Oude Testament

Nieuwe Testament

Handelingen 9:30-38 NBG-vertaling 1951 (NBG51)

30. Doch toen de broeders dit te weten kwamen, brachten zij hem naar Caesarea en lieten hem vandaar naar Tarsus vertrekken.

31. De gemeente dan door geheel Judea, Galilea en Samaria had vrede; zij werd opgebouwd en wandelde in de vreze des Heren, en zij nam in aantal toe door de bijstand van de heilige Geest.

32. En het geschiedde, toen Petrus overal rondreisde, dat hij ook bij de heiligen kwam, die te Lydda woonden.

33. Daar vond hij een man, genaamd Eneas, een verlamde, die reeds acht jaren bedlegerig was geweest.

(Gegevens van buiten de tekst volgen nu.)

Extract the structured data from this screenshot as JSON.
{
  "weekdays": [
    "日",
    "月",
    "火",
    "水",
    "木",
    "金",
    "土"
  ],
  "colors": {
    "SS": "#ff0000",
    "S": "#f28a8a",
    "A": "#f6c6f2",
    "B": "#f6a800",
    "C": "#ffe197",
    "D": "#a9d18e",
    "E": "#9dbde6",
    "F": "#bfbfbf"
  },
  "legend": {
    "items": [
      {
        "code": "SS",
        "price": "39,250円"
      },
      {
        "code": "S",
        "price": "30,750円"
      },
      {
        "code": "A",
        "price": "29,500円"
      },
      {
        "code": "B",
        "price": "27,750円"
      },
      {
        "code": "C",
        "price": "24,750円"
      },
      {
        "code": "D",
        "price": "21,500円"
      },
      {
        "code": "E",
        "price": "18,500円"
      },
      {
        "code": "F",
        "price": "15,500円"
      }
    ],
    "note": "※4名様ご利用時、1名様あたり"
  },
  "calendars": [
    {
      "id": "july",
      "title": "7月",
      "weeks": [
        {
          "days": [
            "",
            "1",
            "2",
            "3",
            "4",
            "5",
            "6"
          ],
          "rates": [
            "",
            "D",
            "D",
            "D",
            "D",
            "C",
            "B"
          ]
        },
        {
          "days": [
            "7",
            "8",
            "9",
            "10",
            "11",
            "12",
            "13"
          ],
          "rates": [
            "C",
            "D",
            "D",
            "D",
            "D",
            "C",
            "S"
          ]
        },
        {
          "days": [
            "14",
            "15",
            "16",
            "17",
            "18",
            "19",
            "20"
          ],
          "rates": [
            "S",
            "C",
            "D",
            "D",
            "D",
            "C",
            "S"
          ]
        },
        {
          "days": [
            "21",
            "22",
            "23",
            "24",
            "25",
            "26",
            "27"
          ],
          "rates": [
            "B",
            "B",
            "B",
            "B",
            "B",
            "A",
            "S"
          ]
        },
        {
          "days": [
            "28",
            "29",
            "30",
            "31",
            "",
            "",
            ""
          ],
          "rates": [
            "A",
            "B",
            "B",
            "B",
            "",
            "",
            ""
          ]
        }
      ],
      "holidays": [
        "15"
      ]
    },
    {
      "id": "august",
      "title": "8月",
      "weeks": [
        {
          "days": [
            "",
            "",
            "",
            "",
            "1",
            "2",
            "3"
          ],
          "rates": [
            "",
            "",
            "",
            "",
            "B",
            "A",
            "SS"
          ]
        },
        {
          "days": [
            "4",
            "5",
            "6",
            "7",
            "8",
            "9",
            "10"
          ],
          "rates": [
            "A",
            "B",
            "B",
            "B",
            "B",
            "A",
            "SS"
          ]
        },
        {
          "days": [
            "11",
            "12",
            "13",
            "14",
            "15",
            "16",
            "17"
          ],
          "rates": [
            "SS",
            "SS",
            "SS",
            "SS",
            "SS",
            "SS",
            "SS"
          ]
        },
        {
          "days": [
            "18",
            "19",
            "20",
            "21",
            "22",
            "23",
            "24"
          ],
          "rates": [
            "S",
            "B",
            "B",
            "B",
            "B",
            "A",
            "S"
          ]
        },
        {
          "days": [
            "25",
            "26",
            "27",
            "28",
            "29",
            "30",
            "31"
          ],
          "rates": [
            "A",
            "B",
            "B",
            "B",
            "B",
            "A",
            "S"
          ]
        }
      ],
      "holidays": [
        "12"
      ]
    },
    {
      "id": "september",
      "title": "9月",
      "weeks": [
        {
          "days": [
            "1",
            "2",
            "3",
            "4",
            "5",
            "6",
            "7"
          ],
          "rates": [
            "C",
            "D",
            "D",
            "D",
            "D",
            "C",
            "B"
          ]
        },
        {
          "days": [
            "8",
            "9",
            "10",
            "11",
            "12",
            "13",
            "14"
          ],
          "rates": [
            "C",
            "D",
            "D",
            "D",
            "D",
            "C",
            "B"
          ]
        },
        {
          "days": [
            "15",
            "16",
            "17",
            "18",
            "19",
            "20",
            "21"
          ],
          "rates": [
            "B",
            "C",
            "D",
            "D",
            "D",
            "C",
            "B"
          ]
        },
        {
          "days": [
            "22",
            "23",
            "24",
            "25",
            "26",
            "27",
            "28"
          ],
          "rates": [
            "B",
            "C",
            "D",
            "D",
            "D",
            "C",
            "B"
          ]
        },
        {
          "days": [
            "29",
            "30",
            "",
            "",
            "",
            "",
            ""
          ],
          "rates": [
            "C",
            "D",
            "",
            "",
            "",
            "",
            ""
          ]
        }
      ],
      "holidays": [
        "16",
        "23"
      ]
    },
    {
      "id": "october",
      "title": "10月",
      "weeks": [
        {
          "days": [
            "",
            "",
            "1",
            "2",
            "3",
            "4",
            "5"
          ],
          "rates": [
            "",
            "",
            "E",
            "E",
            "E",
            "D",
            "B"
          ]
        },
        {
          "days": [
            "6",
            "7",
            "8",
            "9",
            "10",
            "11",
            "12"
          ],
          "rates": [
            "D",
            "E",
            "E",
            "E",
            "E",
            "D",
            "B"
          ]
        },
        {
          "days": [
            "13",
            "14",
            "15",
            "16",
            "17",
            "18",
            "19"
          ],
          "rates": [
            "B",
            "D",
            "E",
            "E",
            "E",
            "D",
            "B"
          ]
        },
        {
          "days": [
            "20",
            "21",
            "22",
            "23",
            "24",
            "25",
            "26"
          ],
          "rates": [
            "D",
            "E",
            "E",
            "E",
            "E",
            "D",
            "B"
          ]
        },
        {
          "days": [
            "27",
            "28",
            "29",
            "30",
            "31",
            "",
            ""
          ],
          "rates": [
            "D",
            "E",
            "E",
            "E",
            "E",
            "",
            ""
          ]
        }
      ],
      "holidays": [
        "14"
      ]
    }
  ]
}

34. En Petrus zeide tot hem: Eneas, Jezus Christus geneest u; sta op en maak zelf uw bed op. En hij stond onmiddellijk op.

35. En alle bewoners van Lydda en Saron zagen hem en bekeerden zich tot de Here.

36. En er was te Joppe een discipelin, genaamd Tabita, hetgeen, vertaald, betekent Dorkas. Deze was overvloedig in goede werken en aalmoezen, die zij gaf.

37. En het geschiedde in die dagen, dat zij ziek werd en stierf; en na haar gewassen te hebben, legde men haar in een bovenzaal.

38. En daar Lydda dicht bij Joppe lag, zonden de discipelen, toen zij hoorden, dat Petrus daar was, twee mannen tot hem met het verzoek: Kom zonder dralen tot ons.